We like to think so. You can read about our test results at GVRS Performance for Data Reading, Writing, and Compression.

Is GVRS intended to compete with NetCDF?

No. Not even close... NetCDF is a well-established, widely used raster data-exchange format that is well-funded and has a large user base and developer community. GVRS is a new project with a tiny user base and a small group of volunteer developers. More importantly, the two products tackle much different problems. NetCDF is primarily intended as a tool for distributing data. GVRS is primary intended as a tool to assist in its production.

The other difference between the two software products is complexity. NetCDF implements a broad set of requirements. But providing so many features leads to a more complex API and file format. GVRS attempts to maintain simplicity by focusing on a core set of requirements and streamlining its API. That being said, we do not mean to imply that there is anything wrong with the NetCDF implementation. The Java source code for NetCDF is solid and well executed. In fact, NetCDF set the bar pretty high for the GVRS implementation. We are doing our best to live up to that standard.

Is GVRS a GIS Tool?

GVRS is a general purpose raster data processing utility. It is not a Geographic Information System (GIS) tool.

A lot of the examples we use on the Gridfour software project website are based on geophysical or environmental data. But that's mainly a matter of convenience. Geographic data is easy to find and easy for readers to relate to. So it provides an effective subject for illustrating some of our software concepts.

Of course, GVRS would be useful for Geospatial processing as part of applications that combined it with conventional GIS libraries. And it would be a natural candidate as for inclusion in a geodatabase or other GIS implementation.

Are GVRS products portable across different operating systems?.

Yes. The GVRS file format specification deliberately avoids platform-specific features.

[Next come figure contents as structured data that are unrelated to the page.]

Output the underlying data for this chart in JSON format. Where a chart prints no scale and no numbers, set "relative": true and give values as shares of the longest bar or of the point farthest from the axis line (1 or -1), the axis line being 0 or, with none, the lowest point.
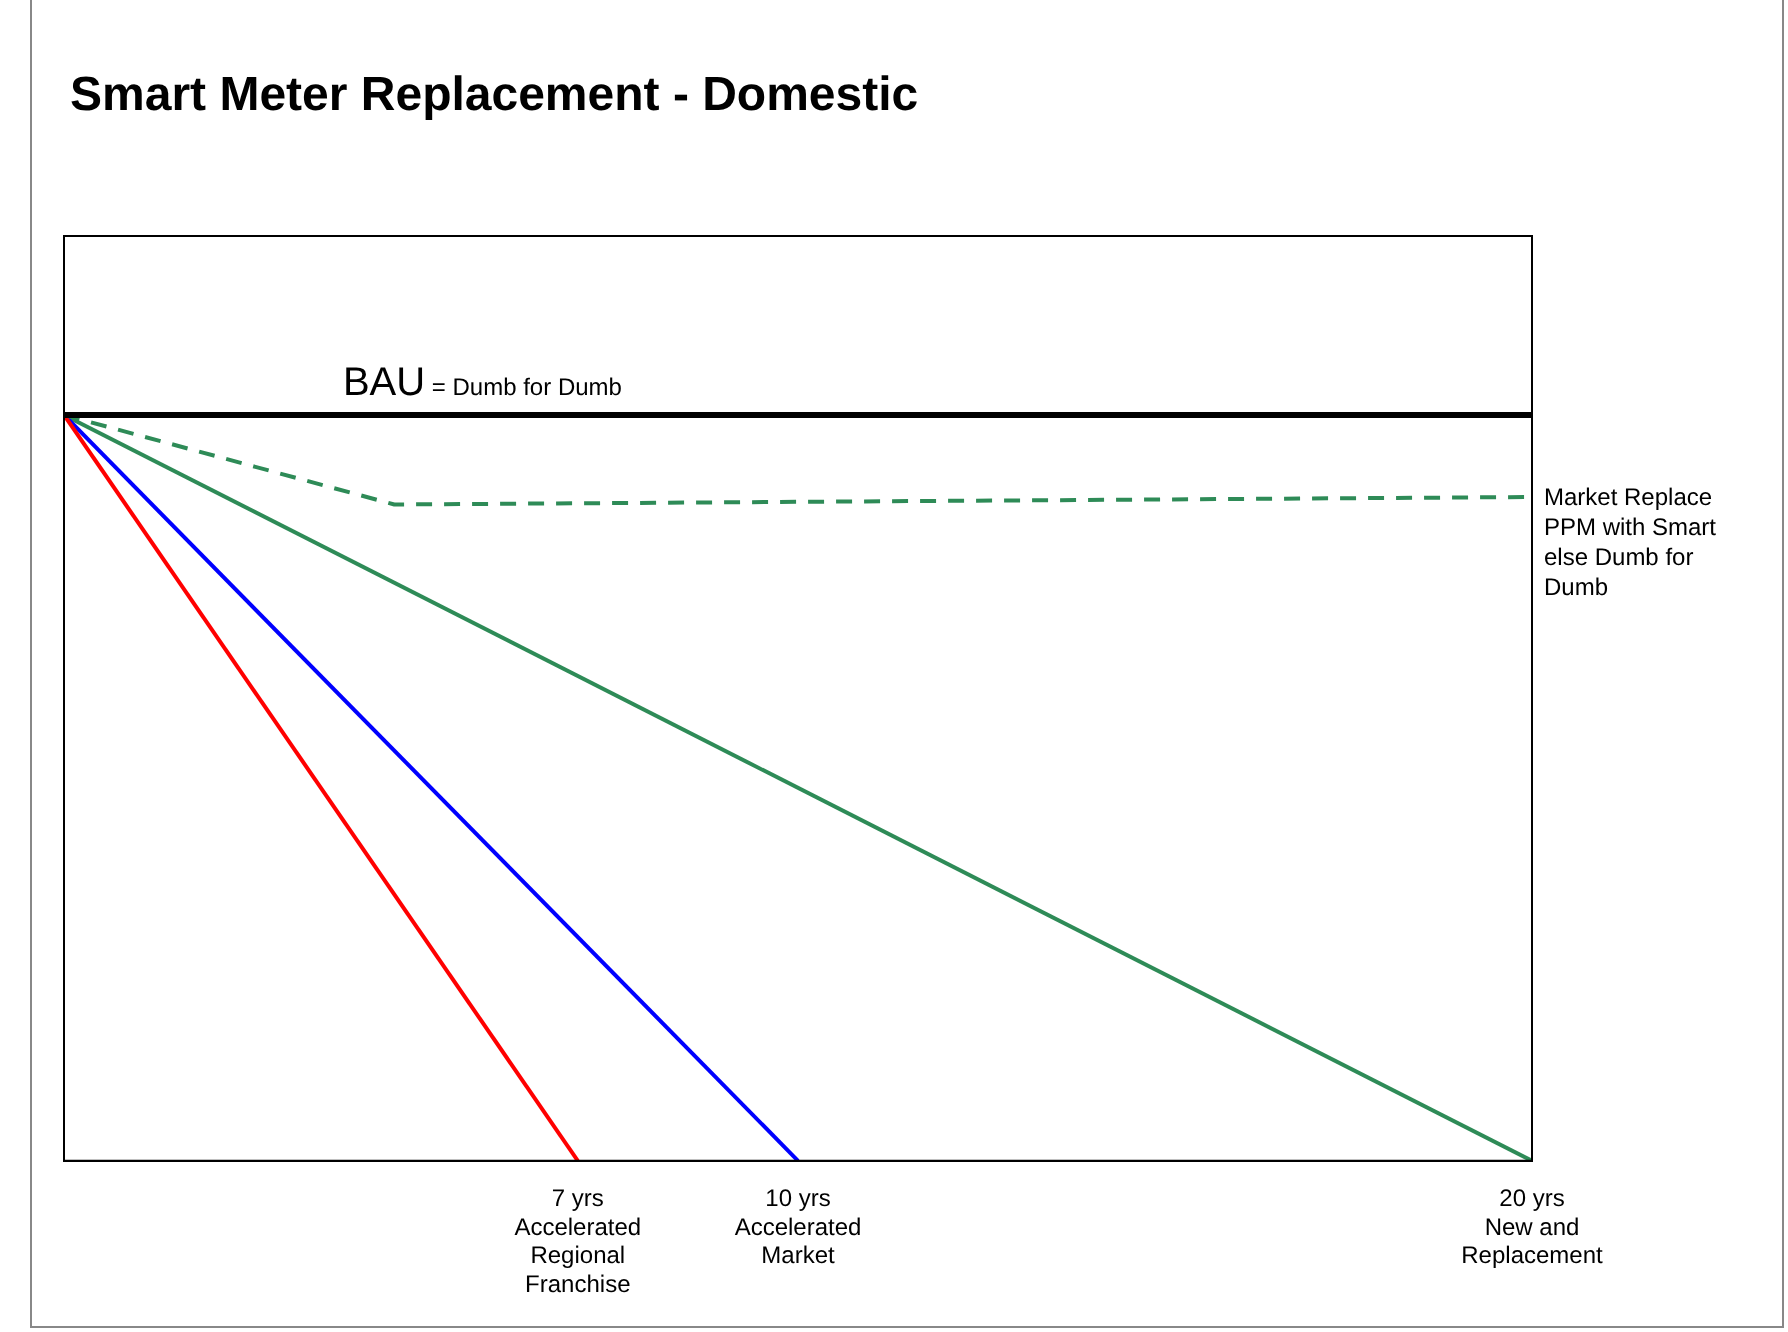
{
  "chart_data": {
    "type": "line",
    "title": "Smart Meter Replacement - Domestic",
    "relative": true,
    "xlim": [
      0,
      20
    ],
    "xticks": [
      {
        "value": 7,
        "label": "7 yrs Accelerated Regional Franchise"
      },
      {
        "value": 10,
        "label": "10 yrs Accelerated Market"
      },
      {
        "value": 20,
        "label": "20 yrs New and Replacement"
      }
    ],
    "series": [
      {
        "name": "BAU = Dumb for Dumb",
        "color": "#000000",
        "x": [
          0,
          20
        ],
        "values": [
          1,
          1
        ]
      },
      {
        "name": "Market Replace PPM with Smart else Dumb for Dumb",
        "color": "#2e8b57",
        "line_style": "dashed",
        "x": [
          0,
          4.5,
          20
        ],
        "values": [
          1,
          0.88,
          0.89
        ]
      },
      {
        "color": "#ff0000",
        "x": [
          0,
          7
        ],
        "values": [
          1,
          0
        ]
      },
      {
        "color": "#0000ff",
        "x": [
          0,
          10
        ],
        "values": [
          1,
          0
        ]
      },
      {
        "color": "#2e8b57",
        "x": [
          0,
          20
        ],
        "values": [
          1,
          0
        ]
      }
    ],
    "grid": false,
    "legend": false,
    "marker": "none",
    "line_style": "solid"
  }
}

Why is GVRS written in Java?

Well, we had to start somewhere. GVRS is a new product and Java is just the first language we chose for development. We hope that eventually GVRS will be ported to other languages such as C/C++, C#, and Rust. And we'd really like to see a Python package compatible with numpy.

From the start, we designed GVRS so that it would be easy to port to other languages or development environments. To that end, our software and data format aims for simplicity, consistency, and predictability. We also worked to keep our feature set small and nimble, so that translating the API would be a manageable task.

Why is it important to port GVRS to other languages?

First off, we're not trying to build an empire. Honest!

The idea behind porting GVRS to other languages is that it is the best way to ensure that data stored in GVRS files remains accessible to its users and authors, even if they are not running in a Java environment. When somebody invests a lot of effort into creating a data set, they should expect to be able to use that data for years to come. Porting GVRS to additional languages is one way of preserving data products from accidental obsolescence.

Is the GVRS file format documented?

Yes. A PDF document giving a full description of the GVRS file format can be found under the Gridfour Project Notes page. For anyone interested in working on the GVRS API or implementing new code to read GVRS files, we've also posted a suite of test files as part of the Resources collection in our standard software distribution.

How do you pronounce "GVRS" ?

In English, you may find it convenient to pronounce GVRS as "givers". It will be interesting to hear what speakers of other languages come up with.

What was the Gem93 project?

We mentioned Gem93 on our main page. You may be wondering what it was all about. Gem93 was a software project that anticipated many of the features that are incorporated into GVRS. It implemented predictor-based data compression, tile-indexing, dynamic file-space management, and a data caching mechanism that resembles the one used in GVRS today. Although the state-of-the-art has advanced in the 30 years since Gem93 was created, it is still in use at a few sites today. So that's a good legacy. And we will end this FAQ by acknowledging our roots. To Rick, Laura, Willi, and John... Thank you for the work you did then and the inspiration you've given to the GVRS project now.